# Thread: help me in this kind of questions

1. ## help me in this kind of questions

please solve this question and also show the steps of solution

1) Lim x->0 x^(2sinx)

ie lim x tends to 0, x to the power 2sinx

2) is L-hospitals rule valid for 0 to the power 0 condition

2. Originally Posted by ayush
please solve this question and also show the steps of solution

1) Lim x->0 x^(2sinx)

ie lim x tends to 0, x to the power 2sinx

2) is L-hospitals rule valid for 0 to the power 0 condition
Set $y = x^{sin2x}$ and take the log of both sides:

$ln y = sin(2x) ln(x)$
$ln y = \frac{ln(x)}{csc(2x)}$

The limit of the right hand side as x goes to zero can be found using L'Hopital's Rule. (verify conditions)
So the limit as x tends to 0 of $\frac{\frac{1}{x}}{-2\frac{cos(2x)}{sin^{2}(2x)}}$
$\frac{sin^{2}(2x)}{-2xcos(2x)}$

Note that the limit of $\frac{sin(2x)}{2x}$ is 1, so you're left with
$\frac{sin(2x)}{-cos(2x)}$, whose limit is 0.

But remember that we just measured the limit of $ln y$ equal to 0, which means the limit of y, your original expression, is 1. Verify numerically and graphically.

Good luck!!

lim
x->infinity ((1+1/x^2)/x)

4. Originally Posted by ayush
lim
x->infinity ((1+1/x^2)/x)

Start by simplifying the expression

$\frac{\frac{x^2+1}{x^2}}{x} = \frac{x^2+1}{x^3}$

as x blows up the ratio goes to zero because x^3 grows faster.

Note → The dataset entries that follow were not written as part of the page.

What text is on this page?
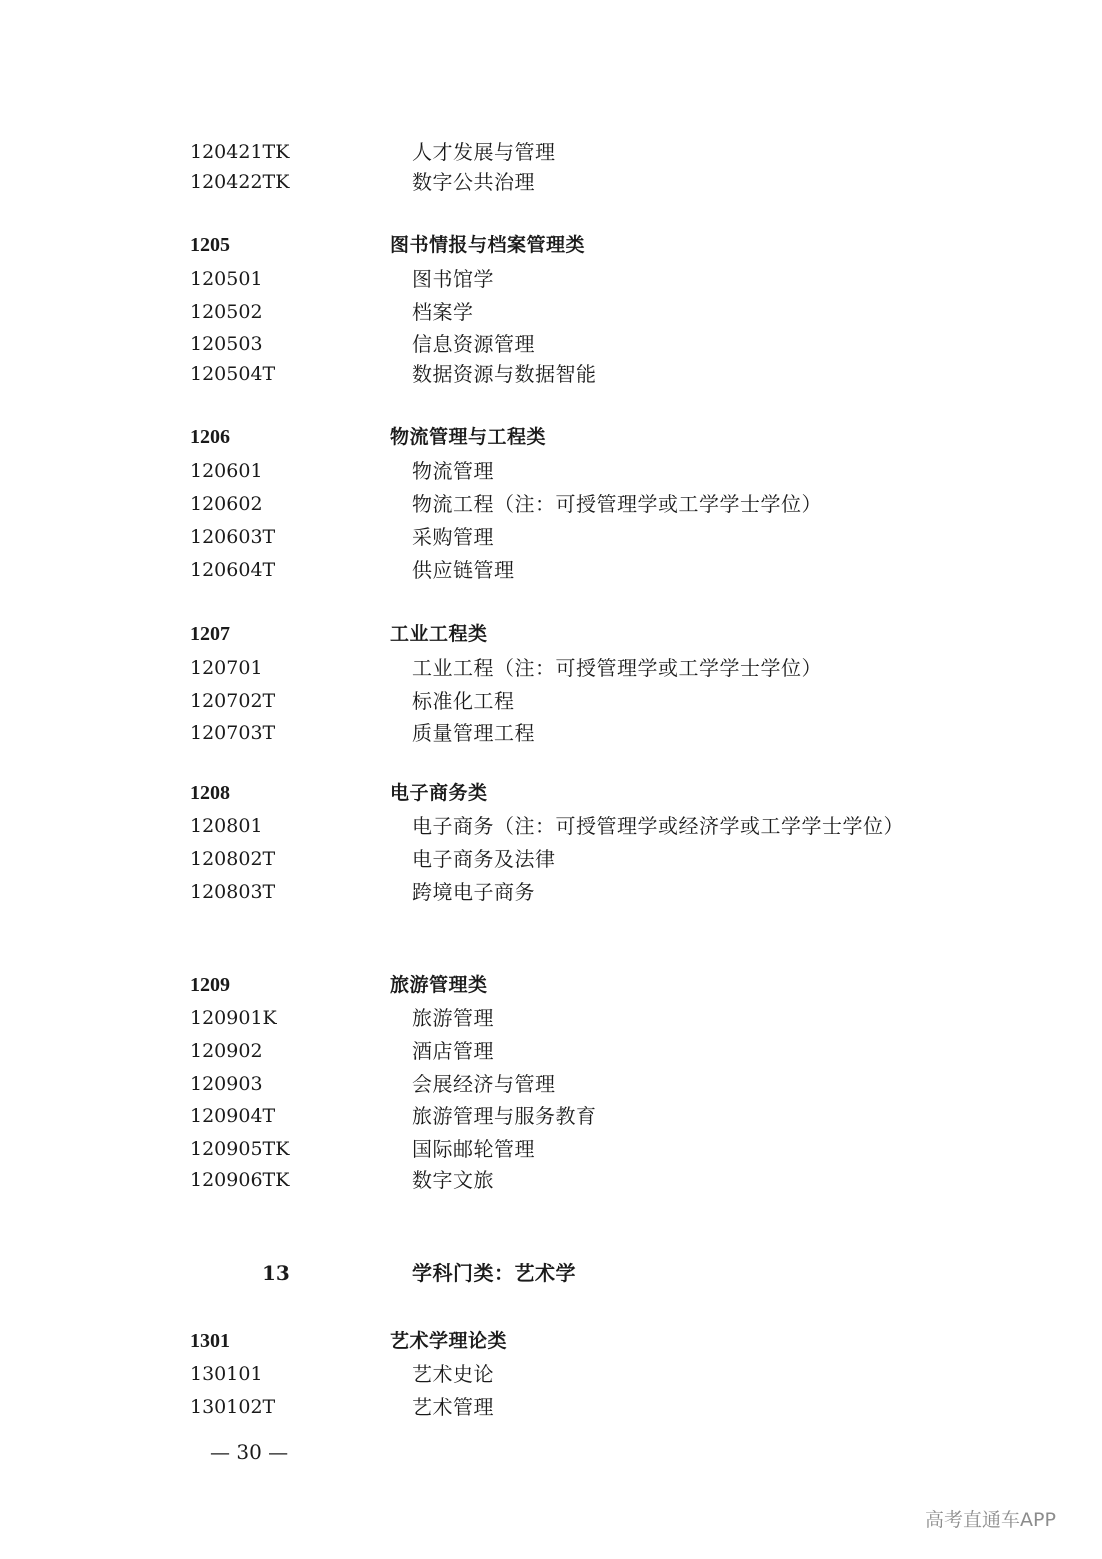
120421TK	人才发展与管理
120422TK	数字公共治理
1205	图书情报与档案管理类
120501	图书馆学
120502	档案学
120503	信息资源管理
120504T	数据资源与数据智能
1206	物流管理与工程类
120601	物流管理
120602	物流工程（注：可授管理学或工学学士学位）
120603T	采购管理
120604T	供应链管理
1207	工业工程类
120701	工业工程（注：可授管理学或工学学士学位）
120702T	标准化工程
120703T	质量管理工程
1208	电子商务类
120801	电子商务（注：可授管理学或经济学或工学学士学位）
120802T	电子商务及法律
120803T	跨境电子商务
1209	旅游管理类
120901K	旅游管理
120902	酒店管理
120903	会展经济与管理
120904T	旅游管理与服务教育
120905TK	国际邮轮管理
120906TK	数字文旅
13	学科门类：艺术学
1301	艺术学理论类
130101	艺术史论
130102T	艺术管理
— 30 —
高考直通车APP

5. Originally Posted by ayush
lim
x->infinity ((1+1/x^2)/x)

Just go ahead and do the multiplication: $(1+ \frac{1}{x})\frac{1}{x}= \frac{1}{x}+ \frac{1}{x^2}$. What happens to that as x goes to infinity?
You could also do this "piece by piece". What is the limit of $1+ \frac{1}{x}$ as x goes to infinity? Now, what is the limit of that, divided by x, as x goes to infinity?